Still, in the particular case, I don't think that reasoning applies. Not only is "segmentation fault" a perfectly valid phrase in English prose text, describing a certain type of runtime error, but even if it was a direct quote, it still doesn't contain any embedded code or anything else that would benefit from the monospace styling.
It's also worth briefly noting a few things that the edit did not do:
- It didn't add the missing indefinite article into "I have abstract class [...]".
- It didn't capitalize (or, for that matter, add consistent backticks to) the class names in "both court and machine".

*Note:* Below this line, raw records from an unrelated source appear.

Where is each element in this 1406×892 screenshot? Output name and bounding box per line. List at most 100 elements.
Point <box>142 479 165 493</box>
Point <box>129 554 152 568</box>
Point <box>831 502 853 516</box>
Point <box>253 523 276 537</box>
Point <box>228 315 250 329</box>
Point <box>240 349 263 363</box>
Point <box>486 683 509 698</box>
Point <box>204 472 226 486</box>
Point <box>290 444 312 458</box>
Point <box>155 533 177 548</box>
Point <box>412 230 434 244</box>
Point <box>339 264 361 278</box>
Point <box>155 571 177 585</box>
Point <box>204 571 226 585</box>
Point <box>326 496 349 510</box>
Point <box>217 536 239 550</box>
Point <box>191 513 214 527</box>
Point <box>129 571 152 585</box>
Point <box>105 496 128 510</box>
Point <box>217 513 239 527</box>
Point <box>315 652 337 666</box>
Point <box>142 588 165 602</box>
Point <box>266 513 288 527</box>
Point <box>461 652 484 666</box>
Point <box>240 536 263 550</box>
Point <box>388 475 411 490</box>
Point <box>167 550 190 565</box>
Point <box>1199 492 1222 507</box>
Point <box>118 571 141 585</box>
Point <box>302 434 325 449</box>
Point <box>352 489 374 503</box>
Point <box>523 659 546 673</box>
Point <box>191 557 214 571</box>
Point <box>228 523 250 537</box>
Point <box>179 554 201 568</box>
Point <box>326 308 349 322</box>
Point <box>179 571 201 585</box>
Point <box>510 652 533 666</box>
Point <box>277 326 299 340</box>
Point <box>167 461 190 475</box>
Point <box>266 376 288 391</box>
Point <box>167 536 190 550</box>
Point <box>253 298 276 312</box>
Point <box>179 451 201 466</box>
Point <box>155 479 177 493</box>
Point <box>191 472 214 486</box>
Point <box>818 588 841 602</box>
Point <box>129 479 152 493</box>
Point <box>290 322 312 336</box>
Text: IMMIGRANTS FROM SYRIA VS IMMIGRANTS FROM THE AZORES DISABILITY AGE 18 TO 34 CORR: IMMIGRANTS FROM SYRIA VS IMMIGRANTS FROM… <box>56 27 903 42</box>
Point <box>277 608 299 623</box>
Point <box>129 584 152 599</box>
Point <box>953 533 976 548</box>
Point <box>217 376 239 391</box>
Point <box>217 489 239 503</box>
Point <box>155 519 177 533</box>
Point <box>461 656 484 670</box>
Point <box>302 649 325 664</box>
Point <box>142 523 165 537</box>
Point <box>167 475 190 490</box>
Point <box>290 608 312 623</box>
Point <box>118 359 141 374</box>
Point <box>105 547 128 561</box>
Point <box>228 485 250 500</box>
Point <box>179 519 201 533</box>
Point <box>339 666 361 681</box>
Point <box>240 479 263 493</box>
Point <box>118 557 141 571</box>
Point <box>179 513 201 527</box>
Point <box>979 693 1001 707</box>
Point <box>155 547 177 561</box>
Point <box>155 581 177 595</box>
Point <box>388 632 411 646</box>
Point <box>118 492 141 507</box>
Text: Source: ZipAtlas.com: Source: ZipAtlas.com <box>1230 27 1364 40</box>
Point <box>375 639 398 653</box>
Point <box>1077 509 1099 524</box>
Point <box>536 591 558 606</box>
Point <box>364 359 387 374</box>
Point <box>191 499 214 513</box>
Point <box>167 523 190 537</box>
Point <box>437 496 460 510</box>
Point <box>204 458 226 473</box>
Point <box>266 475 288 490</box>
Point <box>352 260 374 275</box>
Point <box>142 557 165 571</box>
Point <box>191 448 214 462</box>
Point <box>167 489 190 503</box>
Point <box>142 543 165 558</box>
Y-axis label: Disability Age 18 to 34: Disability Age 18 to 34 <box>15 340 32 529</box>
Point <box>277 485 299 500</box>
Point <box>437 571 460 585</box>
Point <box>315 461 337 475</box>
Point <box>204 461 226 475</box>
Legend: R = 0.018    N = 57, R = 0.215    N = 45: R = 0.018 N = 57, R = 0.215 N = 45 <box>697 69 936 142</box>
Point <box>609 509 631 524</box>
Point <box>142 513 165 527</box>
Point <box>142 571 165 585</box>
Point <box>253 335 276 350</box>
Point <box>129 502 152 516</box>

- It didn't fix the run-on sentence by (e.g.) replacing the comma after "machine" [sic] with a full stop. (In this case, the comma is clearly wrong both grammatically and stylistically.)
- It also didn't fix the run-on sentence in the next paragraph (e.g.) by replacing the "and" after "segmentation fault" with a full stop. (This is a more borderline case, since the original is at least grammatically valid, but I'd still consider a sentence break here a significant improvement.)

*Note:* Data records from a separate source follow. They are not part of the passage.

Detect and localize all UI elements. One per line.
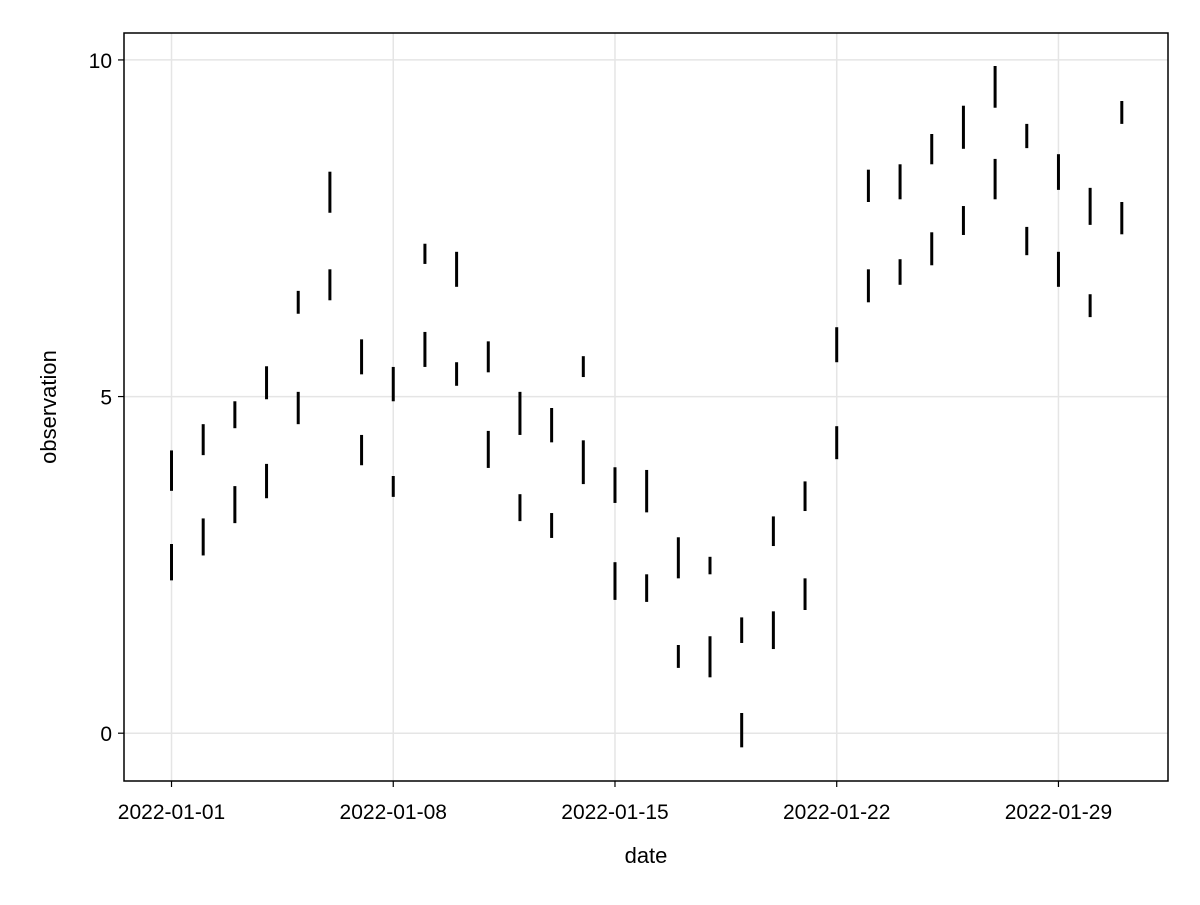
plot-frame	[123, 32, 1169, 782]
grid	[124, 33, 1168, 781]
x-tick-label: 2022-01-15	[561, 801, 668, 824]
x-axis: 2022-01-01 2022-01-08 2022-01-15 2022-01-22…	[118, 781, 1112, 824]
x-tick-label: 2022-01-29	[1005, 801, 1112, 824]
range-bars	[170, 65, 1124, 748]
y-axis-label: observation	[36, 350, 61, 464]
x-tick-label: 2022-01-22	[783, 801, 890, 824]
y-tick-label: 10	[89, 50, 112, 73]
y-tick-label: 0	[100, 723, 112, 746]
y-axis: 0 5 10	[89, 50, 124, 746]
x-tick-label: 2022-01-08	[340, 801, 447, 824]
y-tick-label: 5	[100, 387, 112, 410]
x-tick-label: 2022-01-01	[118, 801, 225, 824]
x-axis-label: date	[625, 843, 668, 868]
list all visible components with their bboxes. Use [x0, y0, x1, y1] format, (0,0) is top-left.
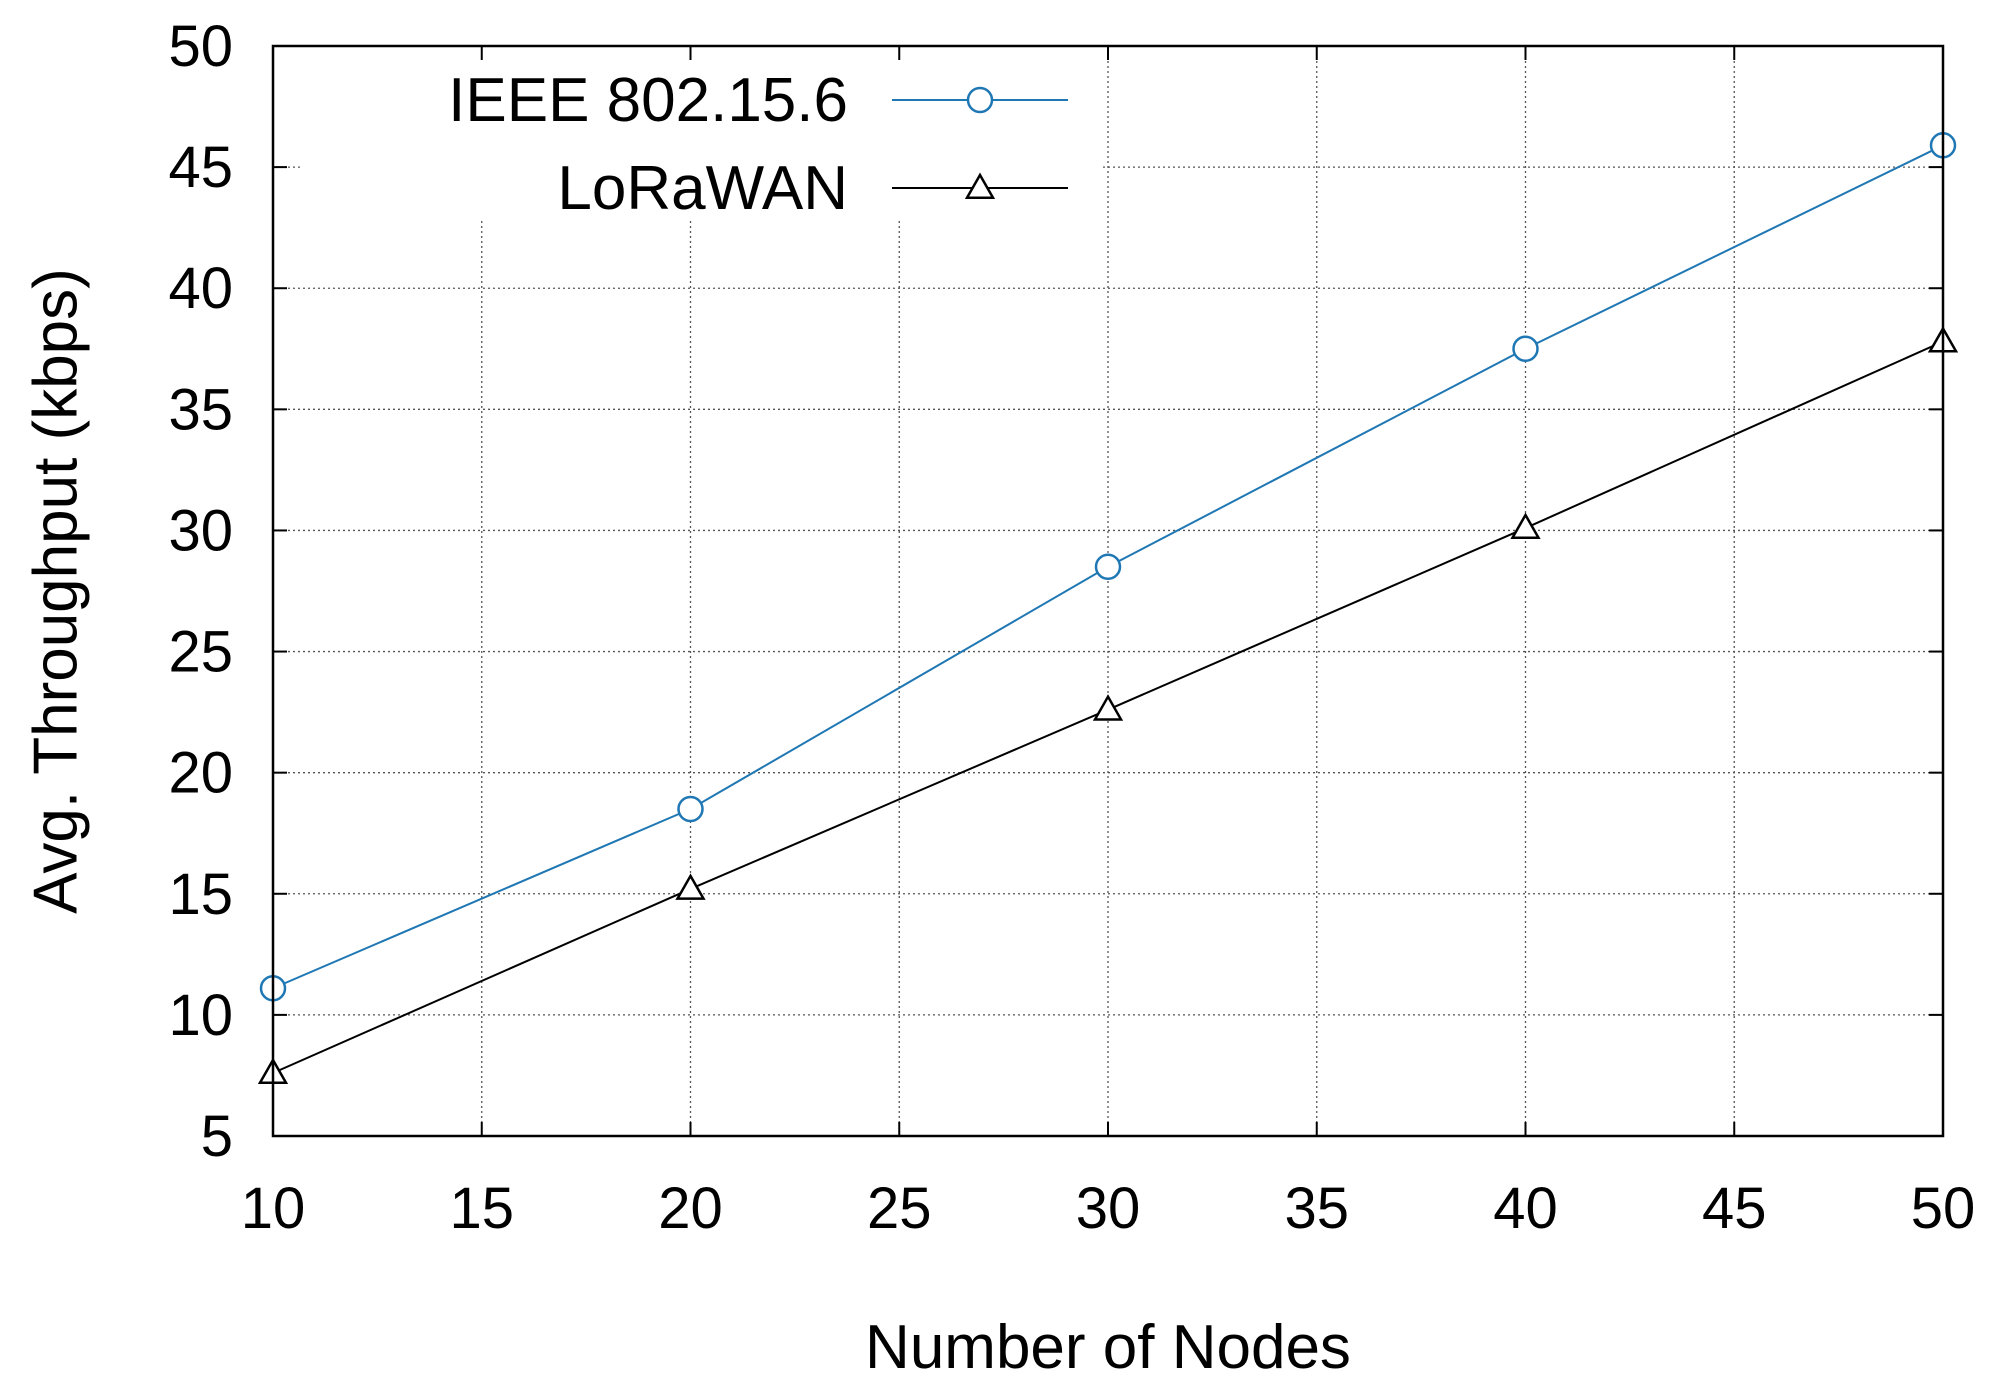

In short, the edit did (almost) nothing to improve the post, while the changes it did do were either actively harmful (backticking "a pointer array of Service") or were (at best) neutral style changes that disagreed with the original author's perfectly valid stylistic choices. In other words, the edit as a whole was slightly harmful, and mostly useless, with no real redeeming features.
You might legitimately disagree with some of this, if you're one of those people who strongly prefers to see class names marked as code. Even then, though, the suggested edit is at best incomplete, and partly just plain wrong. I could see picking the "Edit" option in review (as Josh KG eventually did, although their further edit really didn't improve things much at all) and fixing the remaining issues with the post, but certainly not accepting the suggested edit as is.
Also, even if you really, really like to use backticks for class names, it's important to note that others do disagree, and that for such legitimately controversial style choices, it's generally best to avoid needless editing and to respect the original author's choice even if it doesn't match your own personal preference.